Uncle Caleb seemed puzzled. "Karma?"

"I think it is payback for how you treat women," Joshua replied, and Sam started laughing. His father continued, "I think you realize that Mary and Jocelyn will eventually be dating, and they may come across men like you . . ."

"Men like me?" Uncle Caleb looked at Dean for support.

The Guardian shrugged his shoulders. "You are a love 'em and leave 'em sort of guy, Damien."

Uncle Caleb interrupted, "Says the man living in sin."

His father ignored Uncle Caleb's volley. "And that worries you because you may have been less than respectable."

"You are so off base." Uncle Caleb shook his head.

"He so has you pegged." Sam continued to laugh.

The laughter drew the attention of JT, and he ran over when he saw that Max had returned. They bumped fists.

"Hey, can you help build a lemonade stand?"

"Are you trying to get back into your sister's good graces?" His father removed his arm.

"Yep," Max admitted.

Uncle Caleb gestured to the dolls. "Great, then I will have company on that trip to American Girl."

Max knew what went on at that store. It was mobbed with screaming girls and their dolls. "That's torture," he whined.

"That's guilt," Uncle Caleb quickly replied with a soft punch to Max's shoulder.

"And your uncle wanting male companionship," Sam added, barely controlling his laughter.
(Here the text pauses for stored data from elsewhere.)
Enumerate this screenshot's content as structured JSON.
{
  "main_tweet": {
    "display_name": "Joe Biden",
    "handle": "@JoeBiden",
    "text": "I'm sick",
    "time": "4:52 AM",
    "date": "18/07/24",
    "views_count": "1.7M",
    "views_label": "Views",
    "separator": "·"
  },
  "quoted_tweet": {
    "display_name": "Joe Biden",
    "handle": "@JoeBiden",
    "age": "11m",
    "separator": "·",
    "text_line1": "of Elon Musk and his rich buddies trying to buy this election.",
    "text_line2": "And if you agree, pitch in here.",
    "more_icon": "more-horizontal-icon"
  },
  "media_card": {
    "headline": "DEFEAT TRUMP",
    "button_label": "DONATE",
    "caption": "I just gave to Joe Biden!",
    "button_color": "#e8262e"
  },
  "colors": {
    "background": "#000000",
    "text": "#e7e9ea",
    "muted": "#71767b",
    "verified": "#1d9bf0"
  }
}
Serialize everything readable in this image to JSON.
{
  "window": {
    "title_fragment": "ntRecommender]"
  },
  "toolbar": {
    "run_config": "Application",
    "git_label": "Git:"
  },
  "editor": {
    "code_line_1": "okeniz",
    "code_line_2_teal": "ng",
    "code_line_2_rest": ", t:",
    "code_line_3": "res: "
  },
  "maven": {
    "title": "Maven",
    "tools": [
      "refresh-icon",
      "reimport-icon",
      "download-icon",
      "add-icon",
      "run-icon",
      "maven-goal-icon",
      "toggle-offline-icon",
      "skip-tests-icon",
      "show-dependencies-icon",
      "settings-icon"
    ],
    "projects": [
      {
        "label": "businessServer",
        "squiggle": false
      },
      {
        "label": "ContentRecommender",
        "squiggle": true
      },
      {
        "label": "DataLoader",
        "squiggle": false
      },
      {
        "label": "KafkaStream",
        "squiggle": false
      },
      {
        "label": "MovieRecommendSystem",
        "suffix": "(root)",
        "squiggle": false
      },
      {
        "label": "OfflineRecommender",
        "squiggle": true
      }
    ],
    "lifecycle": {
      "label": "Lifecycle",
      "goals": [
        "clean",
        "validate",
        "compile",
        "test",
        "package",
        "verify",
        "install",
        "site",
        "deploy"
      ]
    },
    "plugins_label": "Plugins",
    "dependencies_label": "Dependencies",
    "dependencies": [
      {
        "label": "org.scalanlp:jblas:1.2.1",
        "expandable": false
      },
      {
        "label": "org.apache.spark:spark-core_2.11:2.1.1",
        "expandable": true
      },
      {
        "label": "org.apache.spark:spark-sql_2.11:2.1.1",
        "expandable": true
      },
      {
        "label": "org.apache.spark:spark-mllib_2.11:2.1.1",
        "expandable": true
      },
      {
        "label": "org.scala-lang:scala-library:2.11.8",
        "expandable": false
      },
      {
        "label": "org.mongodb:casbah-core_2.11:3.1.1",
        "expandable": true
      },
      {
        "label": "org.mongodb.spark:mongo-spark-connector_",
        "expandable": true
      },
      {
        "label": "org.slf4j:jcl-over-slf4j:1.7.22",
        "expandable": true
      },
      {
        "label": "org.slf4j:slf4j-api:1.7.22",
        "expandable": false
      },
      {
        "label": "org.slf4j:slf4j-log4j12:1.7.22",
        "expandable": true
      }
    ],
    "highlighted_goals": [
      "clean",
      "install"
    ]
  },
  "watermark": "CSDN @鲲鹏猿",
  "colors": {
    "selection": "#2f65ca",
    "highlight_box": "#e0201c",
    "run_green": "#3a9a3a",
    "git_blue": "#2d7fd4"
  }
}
"The food is good because no trip to American Girl is complete without eating at the café. Your girls can eat."

"Can we build them a lemonade stand?" JT looked to his father for permission.

"Has anyone told them this house is off a private road? No one comes down here." The Guardian looked at the gathered men.

"It's all about making money," Max explained. His sister and her best friend had them all wrapped around their little fingers. "Five dollars a glass."

"I could just give them a fifty and get it over with," Uncle Caleb suggested. "That's getting out cheap with those two."

"Where's the fun in that?" The Guardian looked at JT. "There's some stuff in the barn that we can work with. Your uncle can design it."

Uncle Caleb crossed his arms. "Then after I'll supervise the construction."

"They want it painted yellow with pink polka dots." Max reminded himself of Josie's and Mary's request.

"The resident artiste should be able to handle that," The Guardian ribbed.

JT pulled Max away while the teasing continued. Together The Triad and The Advisor had a knack for it, which would make the lemonade stand project a fun-filled one.

"You okay?" JT asked as they walked side by side.

"Yeah." He felt some relief, the tension and adrenaline rush having left behind in their wake a sense of purpose. "I was scared."

"I know." JT gestured with his thumb to where James and Ben were talking to The Triad. "I have a little sibling with a big ego, too."

Max laughed, thinking about all of James's grandiose plans and how he tried to act older than he was. It was just like Josie. He started to picture what his sister would be like if she was a hunter. "If we ever get any say, we are so not letting girls in The Brotherhood."